È la voce dell’anima sposa che va al di là del bisogno di sopravvivere verso il desiderio di entrare nella Vita. «Io non muoio, entro nella vita», scriveva la giovanissima Thérèse di Lisieux al suo fratello spirituale missionario don Bellier. Così anche Cecilia Marìa con il salmista vince la paura della morte con l’amore per l’Amato: «Non morirò, ma resterò in vita e annuncerò le opere del Signore» (Sal 117).
È la voce dell’anima che non è più semplice creatura, ma è sposa creativa. La morte non viene più come ladro, ma come «una voce! Il mio diletto! Eccolo, viene. Egli sta dietro il nostro muro; guarda dalla finestra, spia attraverso le inferriate. Ora parla il mio diletto e mi dice: «Alzati, amica mia, mia bella, e vieni!».
Ho pensato di presentare questo sorriso come la sintesi della trasfigurazione del nostro essere. Avevamo percorso nel ritiro il cammino dai bisogni ai desideri con l’analogia del bacco che diventa farfalla e, la seconda tappa, il cammino dai desideri al Desiderio con l’analogia della farfalla che non si bruciacchia più con le luci mediocri ma vola in alto verso la Luce, entra nella Luce… ecco, questo volto, di suor Cecilia Marìa, indica che questo cammino non è soltanto un cammino di ascesi, ma anche un cammino di gioia. L’ascesi è indispensabile per l’ascesa, ma la forza dell’ascesa viene dall’amore. «Le grandi acque della morte non possono spegnere né travolgere l'Amore!».



La fede è un inno di speranza, un inno alla gioia… Non so perché, ma questo volto mi ha fatto pensare a Giovanna d’Arco!
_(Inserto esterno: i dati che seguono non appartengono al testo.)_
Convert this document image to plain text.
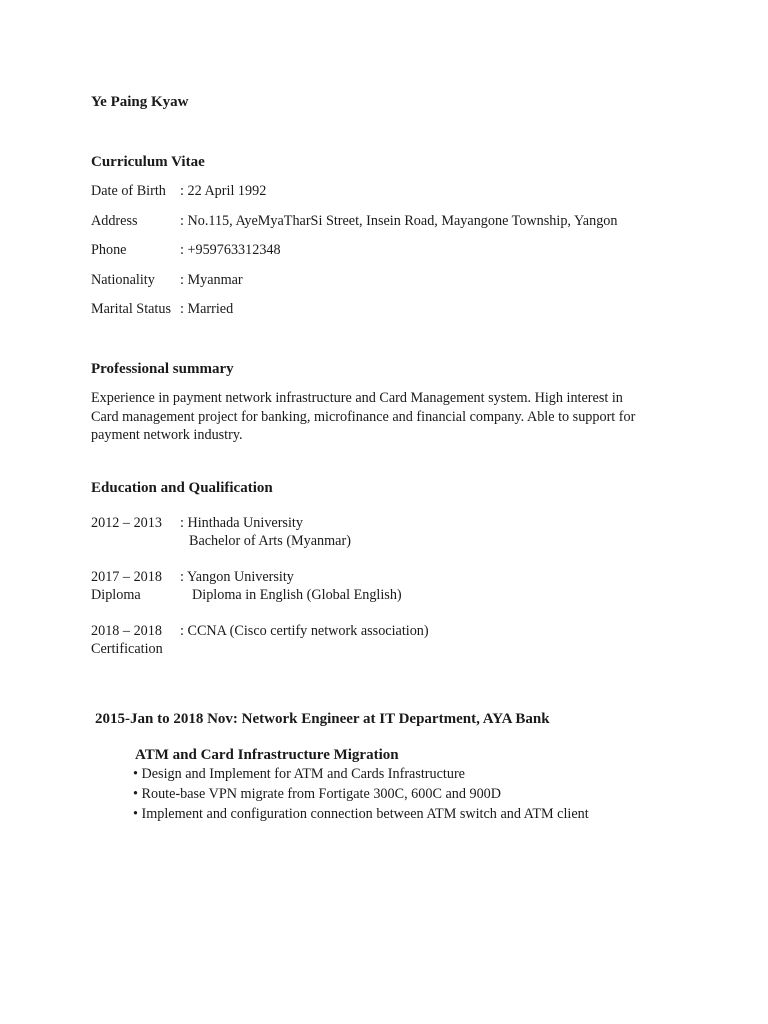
Ye Paing Kyaw
Curriculum Vitae
Date of Birth : 22 April 1992
Address	: No.115, AyeMyaTharSi Street, Insein Road, Mayangone Township, Yangon
Phone	: +959763312348
Nationality : Myanmar
Marital Status : Married
Professional summary
Experience in payment network infrastructure and Card Management system. High interest in
Card management project for banking, microfinance and financial company. Able to support for
payment network industry.
Education and Qualification
2012 – 2013 : Hinthada University
Bachelor of Arts (Myanmar)
2017 – 2018
Diploma
: Yangon University
Diploma in English (Global English)
2018 – 2018
Certification
: CCNA (Cisco certify network association)
2015-Jan to 2018 Nov: Network Engineer at IT Department, AYA Bank
ATM and Card Infrastructure Migration
• Design and Implement for ATM and Cards Infrastructure
• Route-base VPN migrate from Fortigate 300C, 600C and 900D
• Implement and configuration connection between ATM switch and ATM client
Forse perché sul rogo del dolore ha testimoniato le parole che Paul Claudel mette sulle labbra della santa nel suo Jeanne d'Arc au bûcher:
Tra le fiamme, morente e malridotta, Giovanna canta comunque il suo trionfo sulla morte e sulle fiamme che la consumano:
La speranza è più forte! La gioia è più forte!...
Spira e spera…

C’è Dio! C’è Dio ed egli è più forte...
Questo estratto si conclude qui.